Is It fast? Can the user interact in a smooth way? Is the layout of the page displayed in a stable way?
This article gives an introduction to what Web performance is, how to measure it, and how to know if a website is performing well.
How do you measure web performance?
Two ways exist to measure Web Performance: With Synthetic and Real User Monitoring tools.
Real User Monitoring tools:
They capture Web performance metrics while users are visiting web pages in a real context. The goal is to understand the distribution of a website audience better. We can better identify pain points and prioritize optimizations thanks to users’ data.
>Read our article on how to validate your site speed optimization efforts
Synthetic performance tools:
They do an emulation of a Web page loading and measure some metrics.
Synthetic tools are useful for debugging site speed and performance issues. Since they audit Web performance in a controlled context, they can’t represent the real user experience.
Developers use synthetic tools for auditing and finding optimization hints. Unfortunately, these tools introduced a kind of score obsession. In effect, developers and managers focus too much on synthetic scores and forget that they don’t represent users.
>Read our guide on how to avoid Website speed test pitfalls
How do you know if a website is performing well?
Measure and monitor its speed/performance!
If you care about your users, you should capture real user data thanks to a Real User Monitoring tool. Google created and made public the CrUX dataset. This helps site owners to explore their website users’ data, monitor it over time, and compare it to other websites. Despite CrUX only reporting Chrome data, it is a valuable dataset for web performance.

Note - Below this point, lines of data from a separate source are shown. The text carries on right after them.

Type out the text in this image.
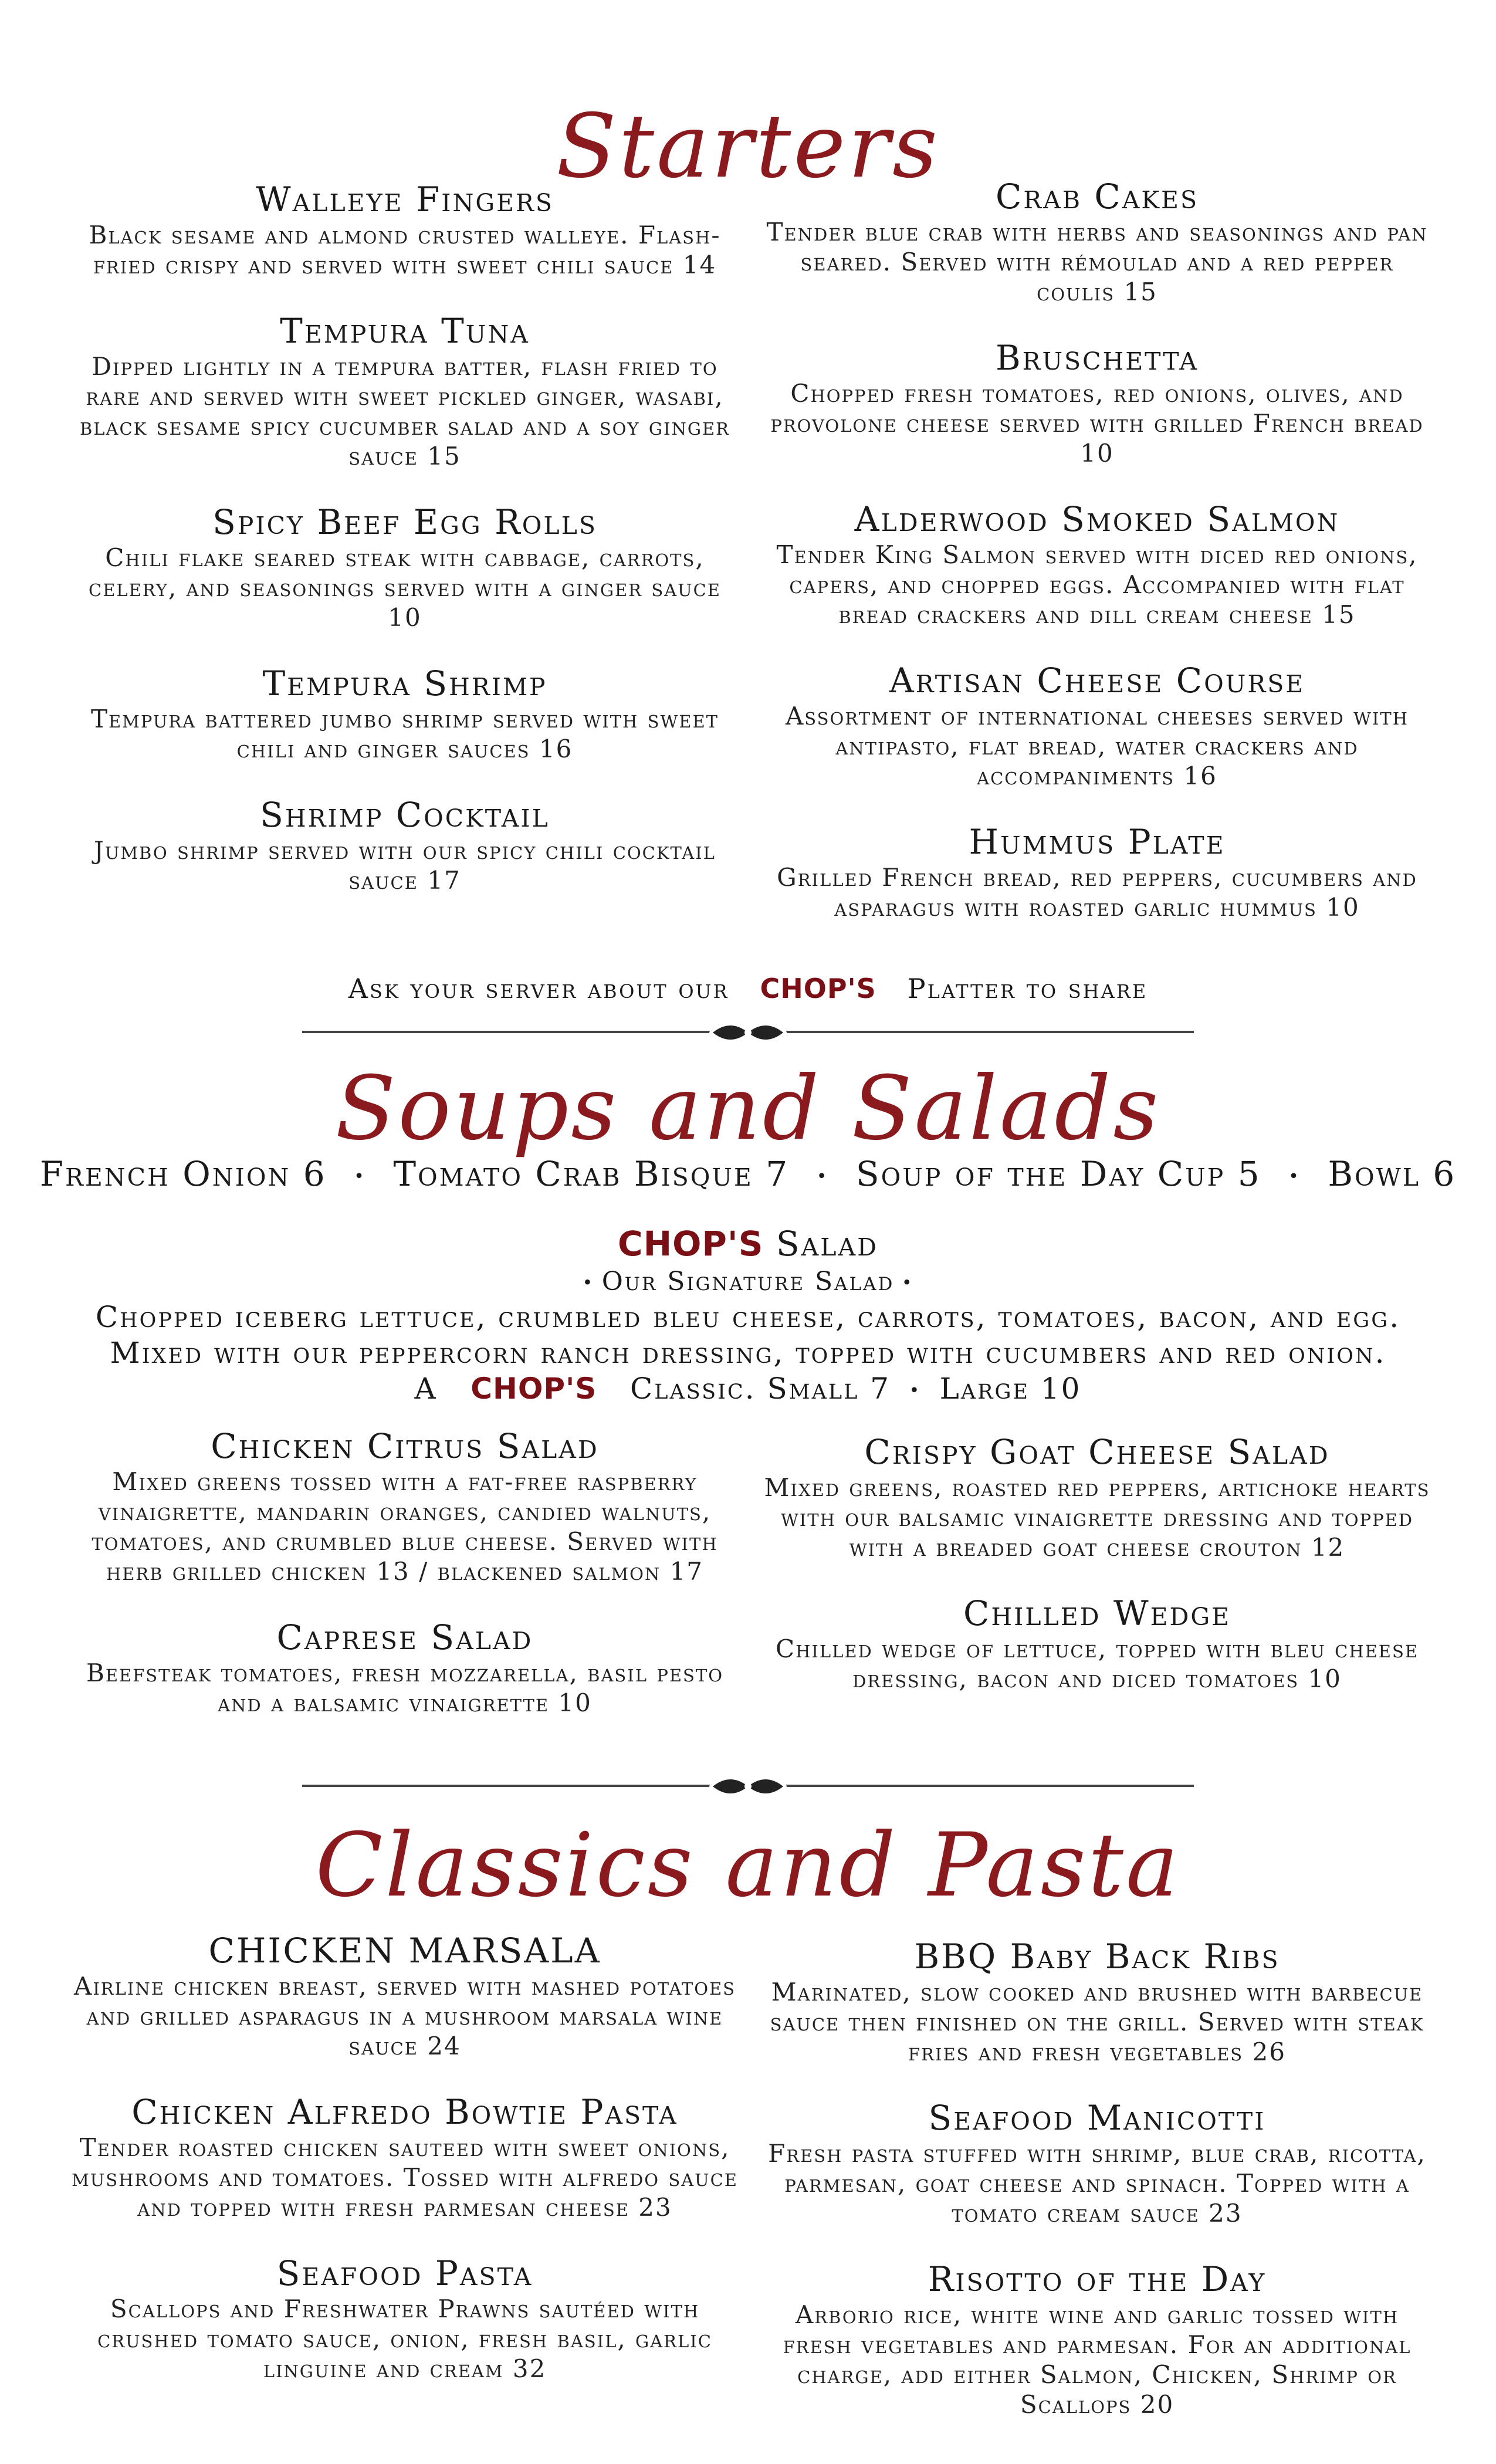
Starters
Walleye Fingers
Black sesame and almond crusted walleye. Flash-fried crispy and served with sweet chili sauce 14
Tempura Tuna
Dipped lightly in a tempura batter, flash fried to rare and served with sweet pickled ginger, wasabi, black sesame spicy cucumber salad and a soy ginger sauce 15
Spicy Beef Egg Rolls
Chili flake seared steak with cabbage, carrots, celery, and seasonings served with a ginger sauce 10
Tempura Shrimp
Tempura battered jumbo shrimp served with sweet chili and ginger sauces 16
Shrimp Cocktail
Jumbo shrimp served with our spicy chili cocktail sauce 17
Crab Cakes
Tender blue crab with herbs and seasonings and pan seared. Served with rémoulad and a red pepper coulis 15
Bruschetta
Chopped fresh tomatoes, red onions, olives, and provolone cheese served with grilled French bread 10
Alderwood Smoked Salmon
Tender King Salmon served with diced red onions, capers, and chopped eggs. Accompanied with flat bread crackers and dill cream cheese 15
Artisan Cheese Course
Assortment of international cheeses served with antipasto, flat bread, water crackers and accompaniments 16
Hummus Plate
Grilled French bread, red peppers, cucumbers and asparagus with roasted garlic hummus 10
Ask your server about our CHOP'S Platter to share
Soups and Salads
French Onion 6   •   Tomato Crab Bisque 7   •   Soup of the Day Cup 5   •   Bowl 6
CHOP'S Salad
• Our Signature Salad •
Chopped iceberg lettuce, crumbled bleu cheese, carrots, tomatoes, bacon, and egg.
Mixed with our peppercorn ranch dressing, topped with cucumbers and red onion.
A CHOP'S Classic. Small 7  •  Large 10
Chicken Citrus Salad
Mixed greens tossed with a fat-free raspberry vinaigrette, mandarin oranges, candied walnuts, tomatoes, and crumbled blue cheese. Served with herb grilled chicken 13 / blackened salmon 17
Caprese Salad
Beefsteak tomatoes, fresh mozzarella, basil pesto and a balsamic vinaigrette 10
Crispy Goat Cheese Salad
Mixed greens, roasted red peppers, artichoke hearts with our balsamic vinaigrette dressing and topped with a breaded goat cheese crouton 12
Chilled Wedge
Chilled wedge of lettuce, topped with bleu cheese dressing, bacon and diced tomatoes 10
Classics and Pasta
CHICKEN MARSALA
Airline chicken breast, served with mashed potatoes and grilled asparagus in a mushroom marsala wine sauce 24
Chicken Alfredo Bowtie Pasta
Tender roasted chicken sauteed with sweet onions, mushrooms and tomatoes. Tossed with alfredo sauce and topped with fresh parmesan cheese 23
Seafood Pasta
Scallops and Freshwater Prawns sautéed with crushed tomato sauce, onion, fresh basil, garlic linguine and cream 32
BBQ Baby Back Ribs
Marinated, slow cooked and brushed with barbecue sauce then finished on the grill. Served with steak fries and fresh vegetables 26
Seafood Manicotti
Fresh pasta stuffed with shrimp, blue crab, ricotta, parmesan, goat cheese and spinach. Topped with a tomato cream sauce 23
Risotto of the Day
Arborio rice, white wine and garlic tossed with fresh vegetables and parmesan. For an additional charge, add either Salmon, Chicken, Shrimp or Scallops 20
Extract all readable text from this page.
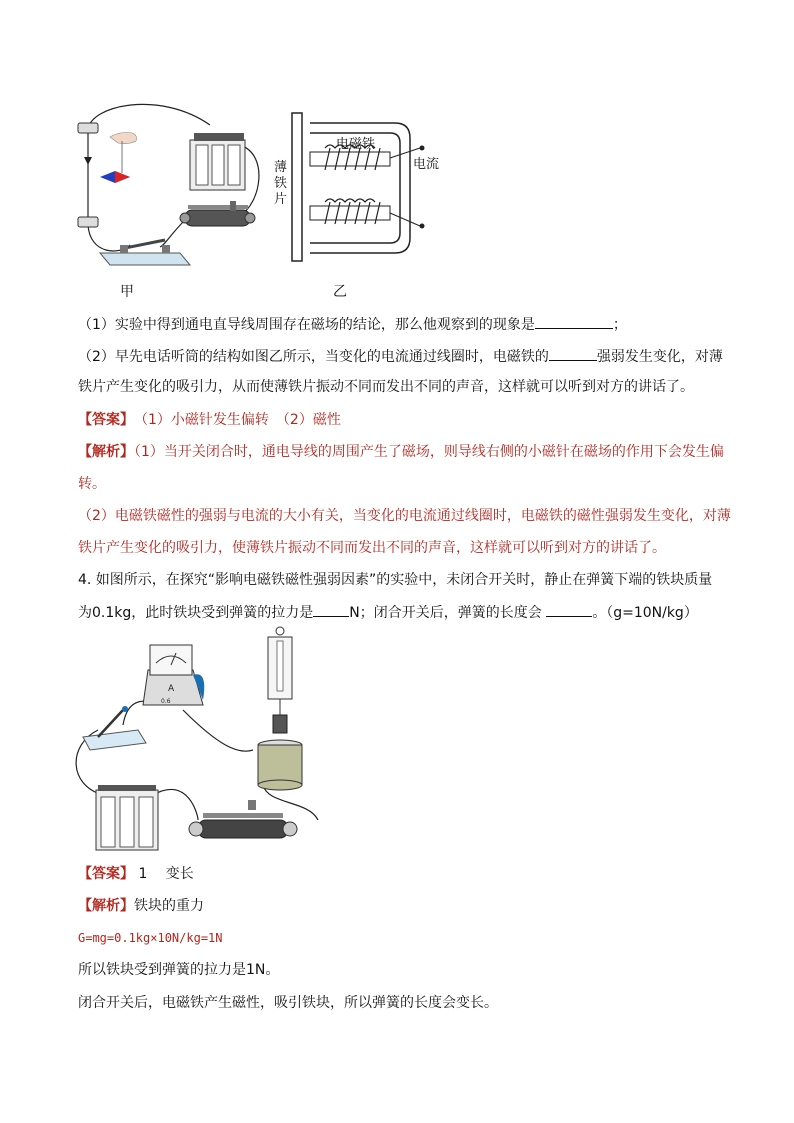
甲
电磁铁
电流
薄
铁
片
乙
（1）实验中得到通电直导线周围存在磁场的结论，那么他观察到的现象是	；
（2）早先电话听筒的结构如图乙所示，当变化的电流通过线圈时，电磁铁的	强弱发生变化，对薄
铁片产生变化的吸引力，从而使薄铁片振动不同而发出不同的声音，这样就可以听到对方的讲话了。
【答案】　 （1）小磁针发生偏转　（2）磁性
【解析】（1）当开关闭合时，通电导线的周围产生了磁场，则导线右侧的小磁针在磁场的作用下会发生偏
转。
（2）电磁铁磁性的强弱与电流的大小有关，当变化的电流通过线圈时，电磁铁的磁性强弱发生变化，对薄
铁片产生变化的吸引力，使薄铁片振动不同而发出不同的声音，这样就可以听到对方的讲话了。
4. 如图所示，在探究“影响电磁铁磁性强弱因素”的实验中，未闭合开关时，静止在弹簧下端的铁块质量
为0.1kg，此时铁块受到弹簧的拉力是	N；闭合开关后，弹簧的长度会	。（g=10N/kg）
A
0.6
【答案】 1　 变长
【解析】铁块的重力
G=mg=0.1kg×10N/kg=1N
所以铁块受到弹簧的拉力是1N。
闭合开关后，电磁铁产生磁性，吸引铁块，所以弹簧的长度会变长。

I created a free tool, a tool that allows you to easily explore and Visualize CrUX data without writing a line of code! Check your Web Vitals now
User experience quality thresholds:
Google introduced the Web Vitals initiative to simplify the assessment of the Web performance of websites. To pass the Web Vitals evaluation, real users’ data must reach at least 75% of the good threshold on each of the metrics (LCP, FID, and CLS).